Publicado em: 11/05/2023
Representantes
de 17 setores da economia lançam, nesta quinta-feira (11), um manifesto em
favor da continuidade da desoneração da folha de pagamento. O documento defende
a aprovação do projeto de lei 334/2023, do senador Efraim Filho (União
Brasil-PB), que prorroga até 2027 o benefício fiscal, iniciado em 2011. O grupo
se chama Desonera Brasil.
“A política
de desoneração da folha de pagamentos trouxe resultados expressivos para a
economia do país ao reduzir o custo laboral e proporcionar maior dinamismo às
empresas”, diz o texto. Os setores que assinam o documento empregam mais de 8,9
milhões de trabalhadores e incluem áreas como tecnologia da informação,
construção civil, comunicação social, transporte público, têxteis, couro,
calçados e call center. Acesse aqui a íntegra do manifesto.
“Estudos
recentes comparam efeitos sobre o emprego formal e a competitividade entre o
grupo de setores desonerados, em relação ao grupo não contemplado pela
política, e demonstram que a manutenção da desoneração não somente aumentou o
emprego formal como também resultou em incremento da competitividade desses
setores na economia brasileira”, afirma o manifesto.
Para a
presidente da Federação Nacional de Call Center, Instalação e Manutenção de
Infraestrutura de Redes de Telecomunicações e de Informática (Feninfra), Vivien
Mello Suruagy, sem a desoneração o setor fica em estado de alerta e segura a abertura
de novas vagas de emprego. “Nós precisamos que seja votada essa lei. Nós
precisamos de apoio do governo. Essa indefinição que nós estamos passando agora
envolve não contratar pessoal, ficar indefinido se vamos demitir ou não.
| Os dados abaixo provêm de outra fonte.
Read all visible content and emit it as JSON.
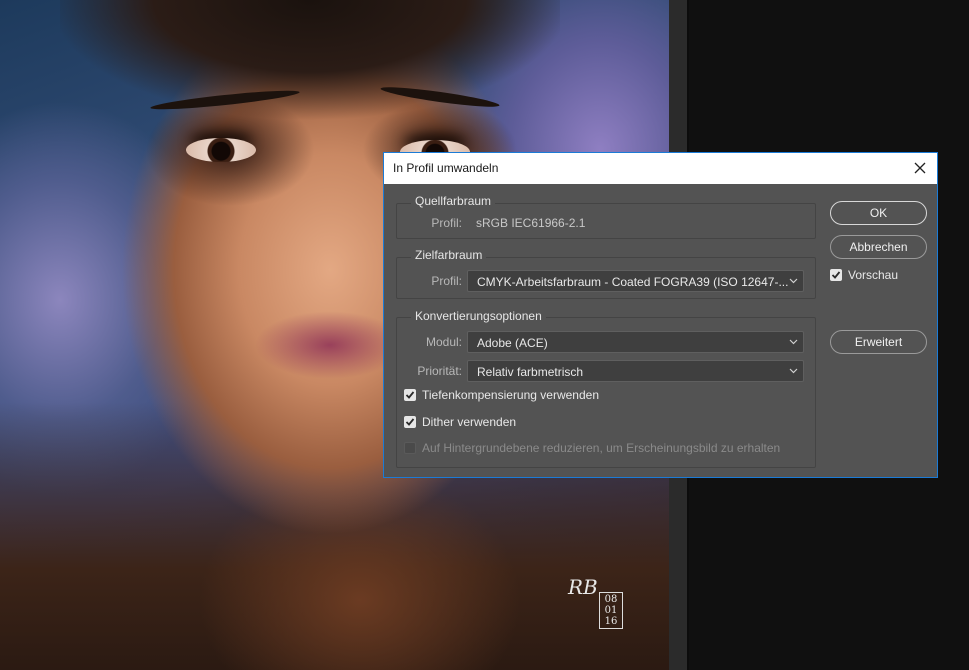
{
  "dialog": {
    "title": "In Profil umwandeln",
    "close_icon": "close-icon",
    "source": {
      "legend": "Quellfarbraum",
      "profile_label": "Profil:",
      "profile_value": "sRGB IEC61966-2.1"
    },
    "target": {
      "legend": "Zielfarbraum",
      "profile_label": "Profil:",
      "profile_selected": "CMYK-Arbeitsfarbraum - Coated FOGRA39 (ISO 12647-..."
    },
    "options": {
      "legend": "Konvertierungsoptionen",
      "module_label": "Modul:",
      "module_selected": "Adobe (ACE)",
      "priority_label": "Priorität:",
      "priority_selected": "Relativ farbmetrisch",
      "black_point": {
        "label": "Tiefenkompensierung verwenden",
        "checked": true
      },
      "dither": {
        "label": "Dither verwenden",
        "checked": true
      },
      "flatten": {
        "label": "Auf Hintergrundebene reduzieren, um Erscheinungsbild zu erhalten",
        "checked": false,
        "enabled": false
      }
    },
    "buttons": {
      "ok": "OK",
      "cancel": "Abbrechen",
      "advanced": "Erweitert"
    },
    "preview": {
      "label": "Vorschau",
      "checked": true
    }
  },
  "artwork": {
    "signature_initials": "RB",
    "signature_date_day": "08",
    "signature_date_month": "01",
    "signature_date_year": "16"
  },
  "colors": {
    "dialog_bg": "#535353",
    "dialog_border": "#1b7bd6",
    "titlebar_bg": "#ffffff",
    "workspace_bg": "#101010"
  }
}
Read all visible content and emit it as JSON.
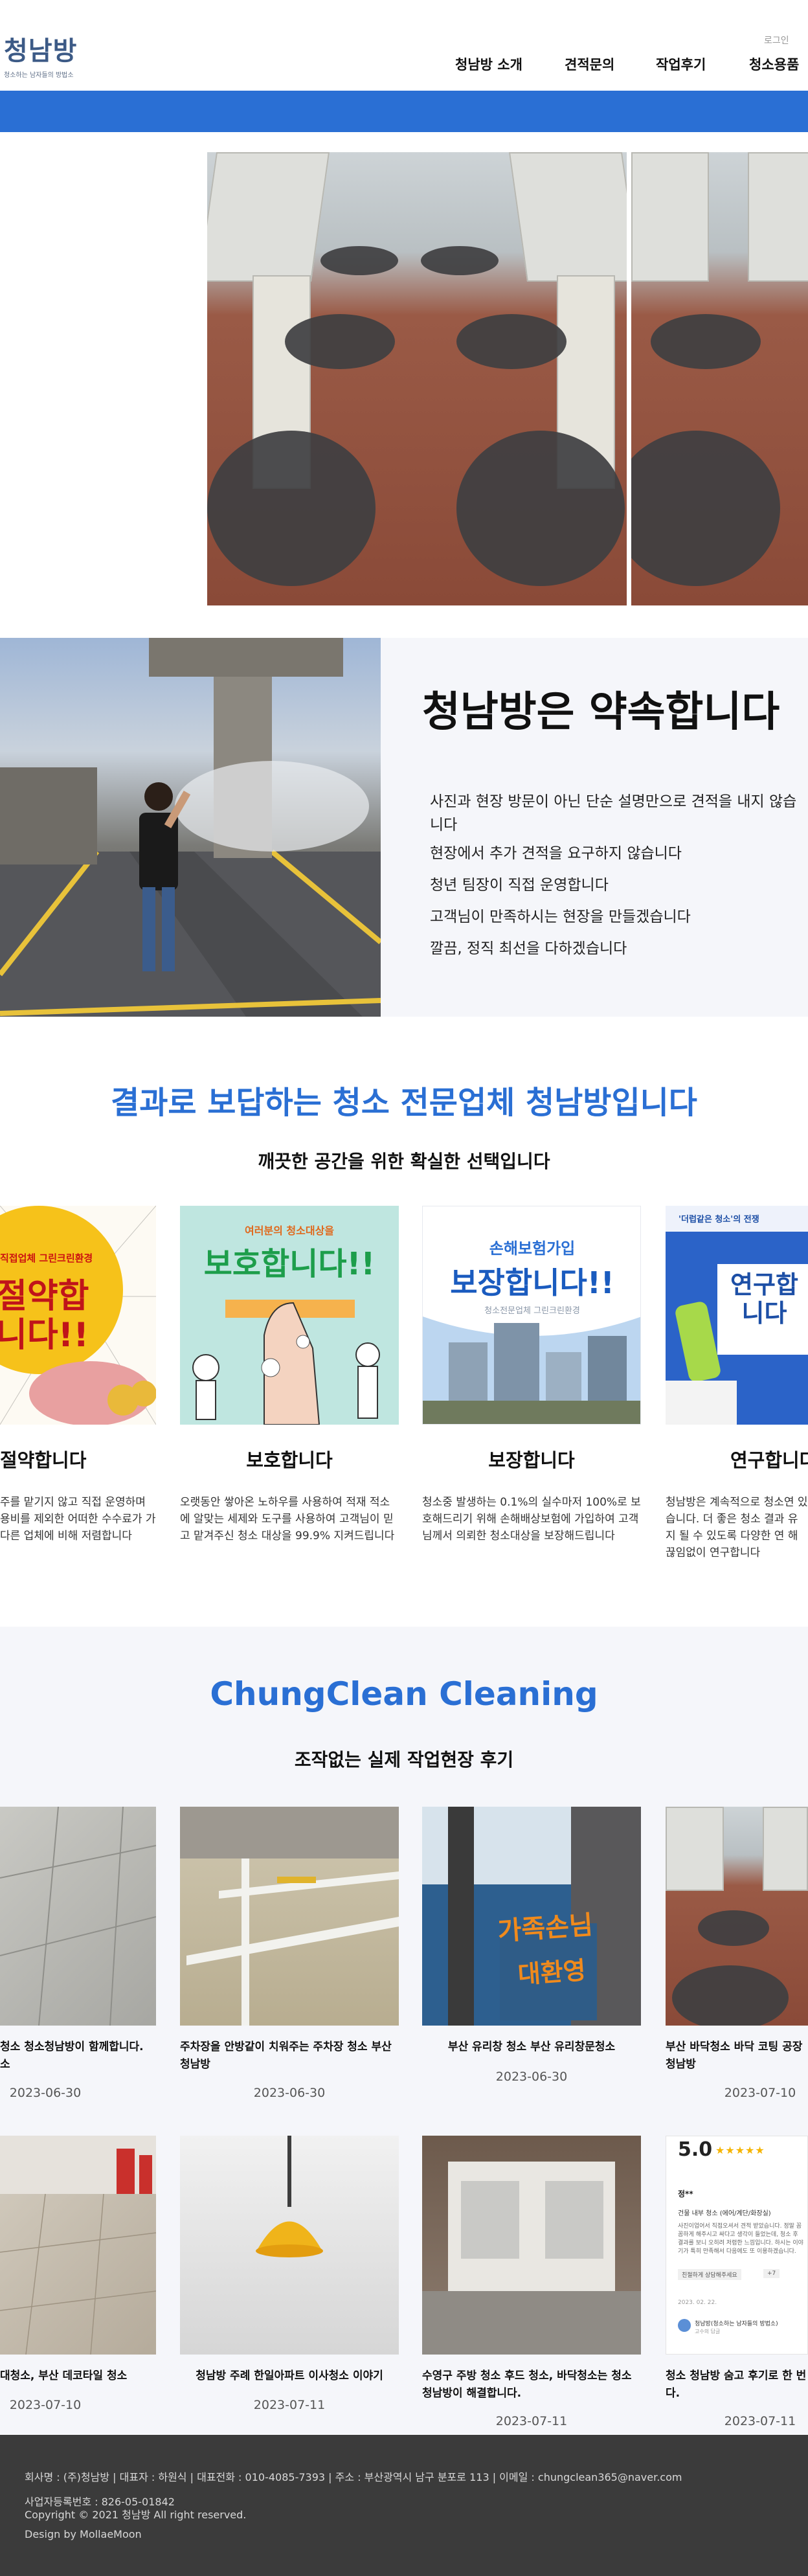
{
  "header": {
    "logo_text": "청남방",
    "logo_tagline": "청소하는 남자들의 방법소",
    "login": "로그인",
    "nav": [
      "청남방 소개",
      "견적문의",
      "작업후기",
      "청소용품"
    ]
  },
  "promise": {
    "title": "청남방은 약속합니다",
    "lines": [
      "사진과 현장 방문이 아닌 단순 설명만으로 견적을 내지 않습니다",
      "현장에서 추가 견적을 요구하지 않습니다",
      "청년 팀장이 직접 운영합니다",
      "고객님이 만족하시는 현장을 만들겠습니다",
      "깔끔, 정직 최선을 다하겠습니다"
    ]
  },
  "features": {
    "title": "결과로 보답하는 청소 전문업체 청남방입니다",
    "subtitle": "깨끗한 공간을 위한 확실한 선택입니다",
    "cards": [
      {
        "img_small": "직접업체 그린크린환경",
        "img_big": "절약합니다!!",
        "title": "절약합니다",
        "desc": "주를 맡기지 않고 직접 운영하며 용비를 제외한 어떠한 수수료가 가 다른 업체에 비해 저렴합니다"
      },
      {
        "img_small": "여러분의 청소대상을",
        "img_big": "보호합니다!!",
        "title": "보호합니다",
        "desc": "오랫동안 쌓아온 노하우를 사용하여 적재 적소에 알맞는 세제와 도구를 사용하여 고객님이 믿고 맡겨주신 청소 대상을 99.9% 지켜드립니다"
      },
      {
        "img_small": "손해보험가입",
        "img_big": "보장합니다!!",
        "img_caption": "청소전문업체 그린크린환경",
        "title": "보장합니다",
        "desc": "청소중 발생하는 0.1%의 실수마저 100%로 보호해드리기 위해 손해배상보험에 가입하여 고객님께서 의뢰한 청소대상을 보장해드립니다"
      },
      {
        "img_small": "'더럽같은 청소'의 전쟁",
        "img_big": "연구합니다",
        "title": "연구합니다",
        "desc": "청남방은 계속적으로 청소연 있습니다. 더 좋은 청소 결과 유지 될 수 있도록 다양한 연 해 끊임없이 연구합니다"
      }
    ]
  },
  "reviews": {
    "title": "ChungClean Cleaning",
    "subtitle": "조작없는 실제 작업현장 후기",
    "row1": [
      {
        "caption": "청소 청소청남방이 함께합니다. 소",
        "date": "2023-06-30"
      },
      {
        "caption": "주차장을 안방같이 치워주는 주차장 청소 부산 청남방",
        "date": "2023-06-30"
      },
      {
        "caption": "부산 유리창 청소 부산 유리창문청소",
        "date": "2023-06-30",
        "sign1": "가족손님",
        "sign2": "대환영"
      },
      {
        "caption": "부산 바닥청소 바닥 코팅 공장 청남방",
        "date": "2023-07-10"
      }
    ],
    "row2": [
      {
        "caption": "대청소, 부산 데코타일 청소",
        "date": "2023-07-10"
      },
      {
        "caption": "청남방 주례 한일아파트 이사청소 이야기",
        "date": "2023-07-11"
      },
      {
        "caption": "수영구 주방 청소 후드 청소, 바닥청소는 청소 청남방이 해결합니다.",
        "date": "2023-07-11"
      },
      {
        "caption": "청소 청남방 숨고 후기로 한 번 다.",
        "date": "2023-07-11",
        "rating": "5.0",
        "review_name": "정**",
        "review_tag": "건물 내부 청소 (에어/계단/화장실)",
        "review_text": "사진이업어서 직접오셔서 견적 받았습니다. 정말 꼼꼼하게 해주시고 싸다고 생각이 들었는데, 청소 후 결과를 보니 오히려 저렴한 느낌입니다. 하시는 이야기가 특히 만족해서 다음에도 또 이용하겠습니다.",
        "review_chip": "친절하게 상담해주세요",
        "review_more": "+7",
        "review_date": "2023. 02. 22.",
        "review_reply": "청남방(청소하는 남자들의 방법소)",
        "review_reply_sub": "고수의 답글"
      }
    ]
  },
  "footer": {
    "line1": "회사명 : (주)청남방 | 대표자 : 하원식 | 대표전화 : 010-4085-7393 | 주소 : 부산광역시 남구 분포로 113 | 이메일 : chungclean365@naver.com",
    "line2": "사업자등록번호 : 826-05-01842",
    "line3": "Copyright © 2021 청남방 All right reserved.",
    "line4": "Design by MollaeMoon"
  },
  "colors": {
    "accent": "#2a6fd4",
    "logo": "#3c5a86",
    "footer": "#3b3b3b",
    "section_bg": "#f5f6fa"
  }
}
Nós
vamos ter que demitir em torno de 450 mil pessoas em nosso setor — um setor que
é estratégico para o país, que é o setor de telecomunicações [se a desoneração
não for prorrogada]”, afirma.
‘Baixa
competitividade do custo laboral brasileiro’
O texto do
manifesto critica ainda a “baixa competitividade do custo laboral brasileiro”,
o que, segundo os representantes dos setores econômicos, “impõe ao Brasil uma
tímida participação no comércio internacional de bens e serviços de alto valor
agregado e baixíssima inserção em cadeias globais de produção — 105ª posição no
Índice de Eficiência do Mercado Laboral”.
“Em momento
histórico de desaceleração global do crescimento econômico, com um aumento do
número de desempregados, a mera cogitação de aumento do custo do trabalho,
previsto para ocorrer em dezembro de 2023, deveria ser objeto de profunda
atenção dos formuladores de políticas públicas”, defendem os representantes.
Em
entrevista à Record TV, o senador Efraim Filho, que é presidente da Frente
Parlamentar do Empreendedorismo (FPE), disse que o grupo tem defendido a
aprovação da prorrogação da desoneração da folha em um projeto de lei fora da
reforma tributária. “Para que dê segurança jurídica aos 17 setores que mais
empregam no Brasil. A gente não pode atravessar o ano com dificuldade em
garantir que empresas possam ampliar negócios, abrir filiais, preservar
empregos, gerar oportunidades que são importantes para pais e mães de família
colocar o pão na mesa de casa”, afirmou o parlamentar.
Sobre a
desoneração
Atualmente,
17 setores da economia têm direito à isenção da folha. Criada pela lei
12.546/2011 com o objetivo de estimular a geração e a manutenção de empregos,
além de aumentar a competitividade das empresas por meio da diminuição dos
custos com funcionários, a desoneração consiste em um mecanismo que permite às
empresas pagar alíquotas de 1% a 4,5% sobre a receita bruta em vez de 20% sobre
as folhas de pagamento.
Quando a
medida entrou em vigor, 56 setores eram contemplados, mas o ex-presidente
Michel Temer (MDB) sancionou, em 2018, uma lei que removeu 39 segmentos do
regime. A medida valeria até 2021 e foi prorrogada pelo então presidente Jair
Bolsonaro (PL).
A
contribuição não deixa de ser feita, apenas passa a se adequar ao nível real da
atividade produtiva do empreendimento. Em outras palavras, as empresas que
faturam mais contribuem mais. Com isso, é possível contratar mais empregados
sem gerar aumento de impostos.
São
beneficiados os seguintes setores: calçados, call center, comunicação,
confecção, construção civil, construção de obras de infraestrutura, couro,
fabricação de veículos e carroçarias, máquinas e equipamentos, proteína animal,
têxtil, tecnologia da informação, tecnologia de comunicação, projeto de
circuitos integrados, transporte metroferroviário de passageiros, transporte
rodoviário coletivo e transporte rodoviário de cargas.